É óbvio que sabiam muito bem o que estavam fazendo: confiaram na Justiça americana. Agora todos os credores estão habilitados a receber o valor integral dos títulos soberanos da Argentina. O país tem US$ 30 bilhões de reservas e o valor da dívida vai a mais de US$ 100 bilhões.
Michel Foucault morreu há 30 anos. Um dos pensadores mais fecundos do século XX, Foucault, sabem seus admiradores e detratores, não é economista. Talvez por isso tenha compreendido com maior abrangência e profundidade o significado do intervencionismo neoliberal. Contrariamente ao que imaginam detratores e adeptos, diz ele, o neoliberalismo é uma “prática de governo” na sociedade contemporânea. O credo neoliberal não pretende suprimir a ação do Estado, mas, sim, “introduzir a regulação do mercado como princípio regulador da sociedade”.
Foucault dá importância secundária à hipótese mais óbvia sobre a arte neoliberal de governar, aquela que afirma a imposição do predomínio das formas mercantis sobre o conjunto das relações sociais. Para ele “a sociedade regulada com base no mercado em que pensam os neoliberais é um sociedade em que o princípio regulador não é tanto a troca de mercadorias quanto os mecanismos da concorrência…Trata-se de fazer do mercado, da concorrência e, por consequência da empresa, o que poderíamos chamar de ‘poder enformador da sociedade”. Domingo Cavallo foi um perfeito intervencionista neoliberal. Já no Brasil, em artigo publicado na Folha de S. Paulo, um luminar da finança atribuiu a enroscada da Argentina ao “intervencionismo” do governo atual.
As práticas e tramoias do neoliberalismo não se coadunam com os princípios do liberalismo clássico e sua imaginária concorrência perfeita protagonizada por um enxame de pequenas empresas sem poder de mercado.
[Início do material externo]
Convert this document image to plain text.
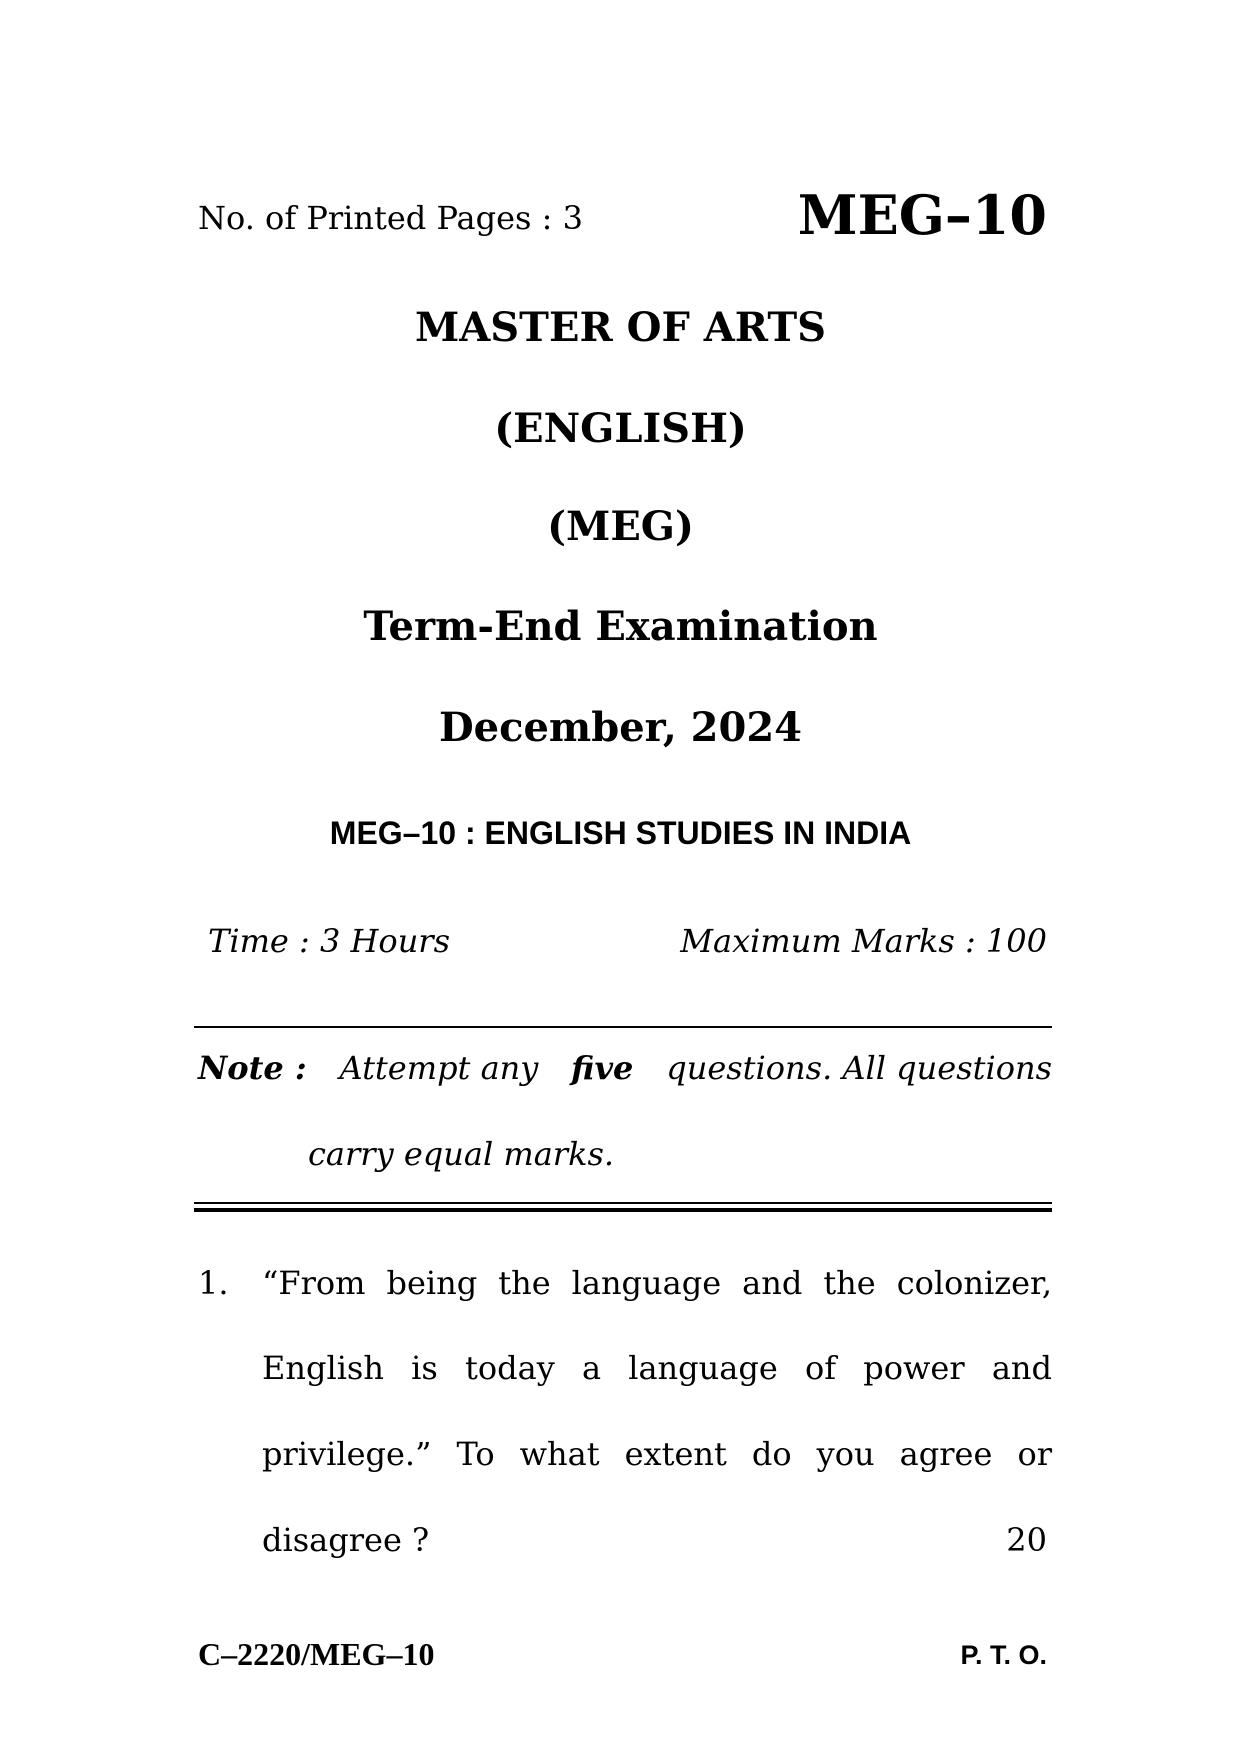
No. of Printed Pages : 3	MEG–10
MASTER OF ARTS
(ENGLISH)
(MEG)
Term-End Examination
December, 2024
MEG–10 : ENGLISH STUDIES IN INDIA
Time : 3 Hours	Maximum Marks : 100
Note : Attempt any five questions. All questions
carry equal marks.
1. “From being the language and the colonizer,
English is today a language of power and
privilege.” To what extent do you agree or
disagree ?	20
C–2220/MEG–10	P. T. O.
A concorrência louvada pelos neoliberais admite a “centralização” da propriedade e o controle dos blocos de capital, comandado pela nova finança e suas inovações. Isto foi realizado mediante a escalada dos negócios de fusões e aquisições financiados com elevados índices de alavancagem e alentados pela forte capitalização das bolsas de valores nos anos 80, 90 e 2000, a despeito dos habituais escorregões de “ajustamento” de preços quando a decepção das expectativas dispersa a manada. (No que diz respeito ao crescimento e ao emprego, as economias desenvolvidas ainda apresentam desempenho medíocre, isso quando não resvalam para quedas no PIB. Mas os índices das bolsas de valores chegam aos píncaros da capitalização e devolvem com sobras a riqueza destruída na crise, embaladas pela liquidez injetada pelos Bancos Centrais.)
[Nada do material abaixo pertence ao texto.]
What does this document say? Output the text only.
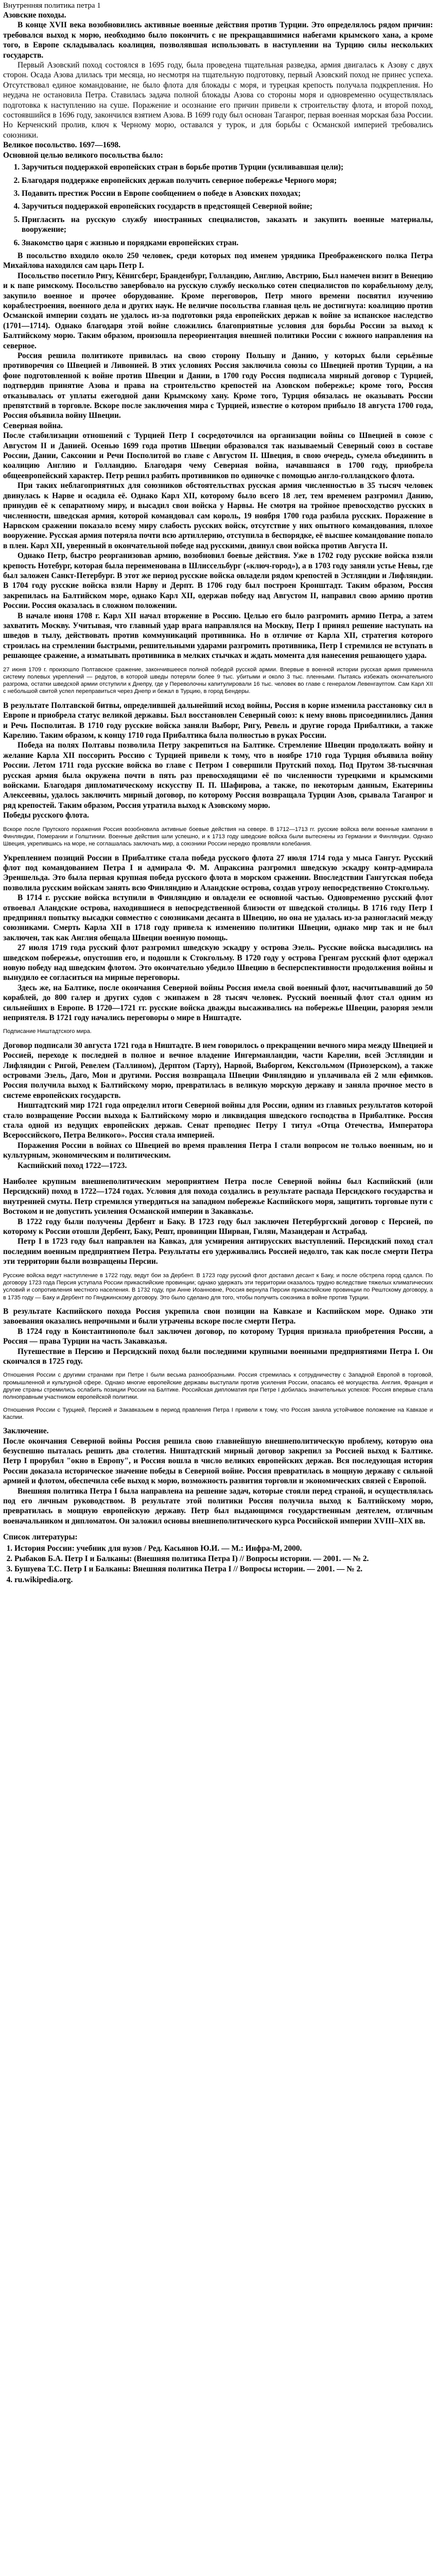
Внутренняя политика петра 1

Азовские походы.

В конце XVII века возобновились активные военные действия против Турции. Это определялось рядом причин: требовался выход к морю, необходимо было покончить с не прекращавшимися набегами крымского хана, а кроме того, в Европе складывалась коалиция, позволявшая использовать в наступлении на Турцию силы нескольких государств.

Первый Азовский поход состоялся в 1695 году, была проведена тщательная разведка, армия двигалась к Азову с двух сторон. Осада Азова длилась три месяца, но несмотря на тщательную подготовку, первый Азовский поход не принес успеха. Отсутствовал единое командование, не было флота для блокады с моря, и турецкая крепость получала подкрепления. Но неудача не остановила Петра. Ставилась задача полной блокады Азова со стороны моря и одновременно осуществлялась подготовка к наступлению на суше. Поражение и осознание его причин привели к строительству флота, и второй поход, состоявшийся в 1696 году, закончился взятием Азова. В 1699 году был основан Таганрог, первая военная морская база России. Но Керченский пролив, ключ к Черному морю, оставался у турок, и для борьбы с Османской империей требовались союзники.

Великое посольство. 1697—1698.

Основной целью великого посольства было:

1. Заручиться поддержкой европейских стран в борьбе против Турции (усиливавшая цели);
2. Благодаря поддержке европейских держав получить северное побережье Черного моря;
3. Подавить престиж России в Европе сообщением о победе в Азовских походах;
4. Заручиться поддержкой европейских государств в предстоящей Северной войне;
5. Пригласить на русскую службу иностранных специалистов, заказать и закупить военные материалы, вооружение;
6. Знакомство царя с жизнью и порядками европейских стран.

В посольство входило около 250 человек, среди которых под именем урядника Преображенского полка Петра Михайлова находился сам царь Петр I.

Посольство посетило Ригу, Кёнигсберг, Бранденбург, Голландию, Англию, Австрию, Был намечен визит в Венецию и к папе римскому. Посольство завербовало на русскую службу несколько сотен специалистов по корабельному делу, закупило военное и прочее оборудование. Кроме переговоров, Петр много времени посвятил изучению кораблестроения, военного дела и других наук. Не величие посольства главная цель не достигнута: коалицию против Османской империи создать не удалось из-за подготовки ряда европейских держав к войне за испанское наследство (1701—1714). Однако благодаря этой войне сложились благоприятные условия для борьбы России за выход к Балтийскому морю. Таким образом, произошла переориентация внешней политики России с южного направления на северное.

Россия решила политикоте привилась на свою сторону Польшу и Данию, у которых были серьёзные противоречия со Швецией и Ливонией. В этих условиях Россия заключила союзы со Швецией против Турции, а на фоне подготовленной к войне против Швеции и Дании, в 1700 году Россия подписала мирный договор с Турцией, подтвердив принятие Азова и права на строительство крепостей на Азовском побережье; кроме того, Россия отказывалась от уплаты ежегодной дани Крымскому хану. Кроме того, Турция обязалась не оказывать России препятствий в торговле. Вскоре после заключения мира с Турцией, известие о котором прибыло 18 августа 1700 года, Россия объявила войну Швеции.

Северная война.

После стабилизации отношений с Турцией Петр I сосредоточился на организации войны со Швецией в союзе с Августом II и Данией. Осенью 1699 года против Швеции образовался так называемый Северный союз в составе России, Дании, Саксонии и Речи Посполитой во главе с Августом II. Швеция, в свою очередь, сумела объединить в коалицию Англию и Голландию. Благодаря чему Северная война, начавшаяся в 1700 году, приобрела общеевропейский характер. Петр решил разбить противников по одиночке с помощью англо-голландского флота.

При таких неблагоприятных для союзников обстоятельствах русская армия численностью в 35 тысяч человек двинулась к Нарве и осадила её. Однако Карл XII, которому было всего 18 лет, тем временем разгромил Данию, принудив её к сепаратному миру, и высадил свои войска у Нарвы. Не смотря на тройное превосходство русских в численности, шведская армия, которой командовал сам король, 19 ноября 1700 года разбила русских. Поражение в Нарвском сражении показало всему миру слабость русских войск, отсутствие у них опытного командования, плохое вооружение. Русская армия потеряла почти всю артиллерию, отступила в беспорядке, её высшее командование попало в плен. Карл XII, уверенный в окончательной победе над русскими, двинул свои войска против Августа II.

Однако Петр, быстро реорганизовав армию, возобновил боевые действия. Уже в 1702 году русские войска взяли крепость Нотебург, которая была переименована в Шлиссельбург («ключ-город»), а в 1703 году заняли устье Невы, где был заложен Санкт-Петербург. В этот же период русские войска овладели рядом крепостей в Эстляндии и Лифляндии. В 1704 году русские войска взяли Нарву и Дерпт. В 1706 году был построен Кронштадт. Таким образом, Россия закрепилась на Балтийском море, однако Карл XII, одержав победу над Августом II, направил свою армию против России. Россия оказалась в сложном положении.

В начале июня 1708 г. Карл XII начал вторжение в Россию. Целью его было разгромить армию Петра, а затем захватить Москву. Учитывая, что главный удар врага направлялся на Москву, Петр I принял решение наступать на шведов в тылу, действовать против коммуникаций противника. Но в отличие от Карла XII, стратегия которого строилась на стремлении быстрыми, решительными ударами разгромить противника, Петр I стремился не вступать в решающее сражение, а изматывать противника в мелких стычках и ждать момента для нанесения решающего удара.

27 июня 1709 г. произошло Полтавское сражение, закончившееся полной победой русской армии. Впервые в военной истории русская армия применила систему полевых укреплений — редутов, в которой шведы потеряли более 9 тыс. убитыми и около 3 тыс. пленными. Пытаясь избежать окончательного разгрома, остатки шведской армии отступили к Днепру, где у Переволочны капитулировали 16 тыс. человек во главе с генералом Левенгауптом. Сам Карл XII с небольшой свитой успел переправиться через Днепр и бежал в Турцию, в город Бендеры.

В результате Полтавской битвы, определившей дальнейший исход войны, Россия в корне изменила расстановку сил в Европе и приобрела статус великой державы. Был восстановлен Северный союз: к нему вновь присоединились Дания и Речь Посполитая. В 1710 году русские войска заняли Выборг, Ригу, Ревель и другие города Прибалтики, а также Карелию. Таким образом, к концу 1710 года Прибалтика была полностью в руках России.

Победа на полях Полтавы позволила Петру закрепиться на Балтике. Стремление Швеции продолжать войну и желание Карла XII поссорить Россию с Турцией привели к тому, что в ноябре 1710 года Турция объявила войну России. Летом 1711 года русские войска во главе с Петром I совершили Прутский поход. Под Прутом 38-тысячная русская армия была окружена почти в пять раз превосходящими её по численности турецкими и крымскими войсками. Благодаря дипломатическому искусству П. П. Шафирова, а также, по некоторым данным, Екатерины Алексеевны, удалось заключить мирный договор, по которому Россия возвращала Турции Азов, срывала Таганрог и ряд крепостей. Таким образом, Россия утратила выход к Азовскому морю.

Победы русского флота.

Вскоре после Прутского поражения Россия возобновила активные боевые действия на севере. В 1712—1713 гг. русские войска вели военные кампании в Финляндии, Померании и Голштинии. Военные действия шли успешно, и к 1713 году шведские войска были вытеснены из Германии и Финляндии. Однако Швеция, укрепившись на море, не соглашалась заключать мир, а союзники России нередко проявляли колебания.

Укреплением позиций России в Прибалтике стала победа русского флота 27 июля 1714 года у мыса Гангут. Русский флот под командованием Петра I и адмирала Ф. М. Апраксина разгромил шведскую эскадру контр-адмирала Эреншельда. Это была первая крупная победа русского флота в морском сражении. Впоследствии Гангутская победа позволила русским войскам занять всю Финляндию и Аландские острова, создав угрозу непосредственно Стокгольму.

В 1714 г. русские войска вступили в Финляндию и овладели ее основной частью. Одновременно русский флот отвоевал Аландские острова, находившиеся в непосредственной близости от шведской столицы. В 1716 году Петр I предпринял попытку высадки совместно с союзниками десанта в Швецию, но она не удалась из-за разногласий между союзниками. Смерть Карла XII в 1718 году привела к изменению политики Швеции, однако мир так и не был заключен, так как Англия обещала Швеции военную помощь.

27 июля 1719 года русский флот разгромил шведскую эскадру у острова Эзель. Русские войска высадились на шведском побережье, опустошив его, и подошли к Стокгольму. В 1720 году у острова Гренгам русский флот одержал новую победу над шведским флотом. Это окончательно убедило Швецию в бесперспективности продолжения войны и вынудило ее согласиться на мирные переговоры.

Здесь же, на Балтике, после окончания Северной войны Россия имела свой военный флот, насчитывавший до 50 кораблей, до 800 галер и других судов с экипажем в 28 тысяч человек. Русский военный флот стал одним из сильнейших в Европе. В 1720—1721 гг. русские войска дважды высаживались на побережье Швеции, разоряя земли неприятеля. В 1721 году начались переговоры о мире в Ништадте.

Подписание Ништадтского мира.

Договор подписали 30 августа 1721 года в Ништадте. В нем говорилось о прекращении вечного мира между Швецией и Россией, переходе к последней в полное и вечное владение Ингерманландии, части Карелии, всей Эстляндии и Лифляндии с Ригой, Ревелем (Таллином), Дерптом (Тарту), Нарвой, Выборгом, Кексгольмом (Приозерском), а также островами Эзель, Даго, Мон и другими. Россия возвращала Швеции Финляндию и уплачивала ей 2 млн ефимков. Россия получила выход к Балтийскому морю, превратилась в великую морскую державу и заняла прочное место в системе европейских государств.

Ништадтский мир 1721 года определил итоги Северной войны для России, одним из главных результатов которой стало возвращение России выхода к Балтийскому морю и ликвидация шведского господства в Прибалтике. Россия стала одной из ведущих европейских держав. Сенат преподнес Петру I титул «Отца Отечества, Императора Всероссийского, Петра Великого». Россия стала империей.

Поражения России в войнах со Швецией во время правления Петра I стали вопросом не только военным, но и культурным, экономическим и политическим.

Каспийский поход 1722—1723.

Наиболее крупным внешнеполитическим мероприятием Петра после Северной войны был Каспийский (или Персидский) поход в 1722—1724 годах. Условия для похода создались в результате распада Персидского государства и внутренней смуты. Петр стремился утвердиться на западном побережье Каспийского моря, защитить торговые пути с Востоком и не допустить усиления Османской империи в Закавказье.

В 1722 году были получены Дербент и Баку. В 1723 году был заключен Петербургский договор с Персией, по которому к России отошли Дербент, Баку, Решт, провинции Ширван, Гилян, Мазандеран и Астрабад.

Петр I в 1723 году был направлен на Кавказ, для усмирения антирусских выступлений. Персидский поход стал последним военным предприятием Петра. Результаты его удерживались Россией недолго, так как после смерти Петра эти территории были возвращены Персии.

Русские войска ведут наступление в 1722 году, ведут бои за Дербент. В 1723 году русский флот доставил десант к Баку, и после обстрела город сдался. По договору 1723 года Персия уступала России прикаспийские провинции; однако удержать эти территории оказалось трудно вследствие тяжелых климатических условий и сопротивления местного населения. В 1732 году, при Анне Иоанновне, Россия вернула Персии прикаспийские провинции по Рештскому договору, а в 1735 году — Баку и Дербент по Гянджинскому договору. Это было сделано для того, чтобы получить союзника в войне против Турции.

В результате Каспийского похода Россия укрепила свои позиции на Кавказе и Каспийском море. Однако эти завоевания оказались непрочными и были утрачены вскоре после смерти Петра.

В 1724 году в Константинополе был заключен договор, по которому Турция признала приобретения России, а Россия — права Турции на часть Закавказья.

Путешествие в Персию и Персидский поход были последними крупными военными предприятиями Петра I. Он скончался в 1725 году.

Отношения России с другими странами при Петре I были весьма разнообразными. Россия стремилась к сотрудничеству с Западной Европой в торговой, промышленной и культурной сфере. Однако многие европейские державы выступали против усиления России, опасаясь её могущества. Англия, Франция и другие страны стремились ослабить позиции России на Балтике. Российская дипломатия при Петре I добилась значительных успехов: Россия впервые стала полноправным участником европейской политики.

Отношения России с Турцией, Персией и Закавказьем в период правления Петра I привели к тому, что Россия заняла устойчивое положение на Кавказе и Каспии.

Заключение.

После окончания Северной войны Россия решила свою главнейшую внешнеполитическую проблему, которую она безуспешно пыталась решить два столетия. Ништадтский мирный договор закрепил за Россией выход к Балтике. Петр I прорубил "окно в Европу", и Россия вошла в число великих европейских держав. Вся последующая история России доказала историческое значение победы в Северной войне. Россия превратилась в мощную державу с сильной армией и флотом, обеспечила себе выход к морю, возможность развития торговли и экономических связей с Европой.

Внешняя политика Петра I была направлена на решение задач, которые стояли перед страной, и осуществлялась под его личным руководством. В результате этой политики Россия получила выход к Балтийскому морю, превратилась в мощную европейскую державу. Петр был выдающимся государственным деятелем, отличным военачальником и дипломатом. Он заложил основы внешнеполитического курса Российской империи XVIII–XIX вв.

Список литературы:

1. История России: учебник для вузов / Ред. Касьянов Ю.И. — М.: Инфра-М, 2000.
2. Рыбаков Б.А. Петр I и Балканы: (Внешняя политика Петра I) // Вопросы истории. — 2001. — № 2.
3. Бушуева Т.С. Петр I и Балканы: Внешняя политика Петра I // Вопросы истории. — 2001. — № 2.
4. ru.wikipedia.org.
Na arena global, as instituições financeiras estão cada vez mais acumpliciadas à política dos interesses. Necessitam do apoio de condições institucionais e legais construídas sob o domínio doutrinário e ideológico do establishment, para não falar escancarada cumplicidade financeira dos parlamentos e dos tribunais. Sem esses apoios cruciais não podem adestrar seus músculos na disputa pela partilha da riqueza em todos os rincões do planeta. As forças da finança e da grande empresa dependem do apoio e da influência política de seus Estados Nacionais para penetrar e operar em terceiros mercados: acordos de garantia de investimentos, patentes e, como o demonstra o caso argentino, estabelecimento de foros “adequados” para dirimir conflitos.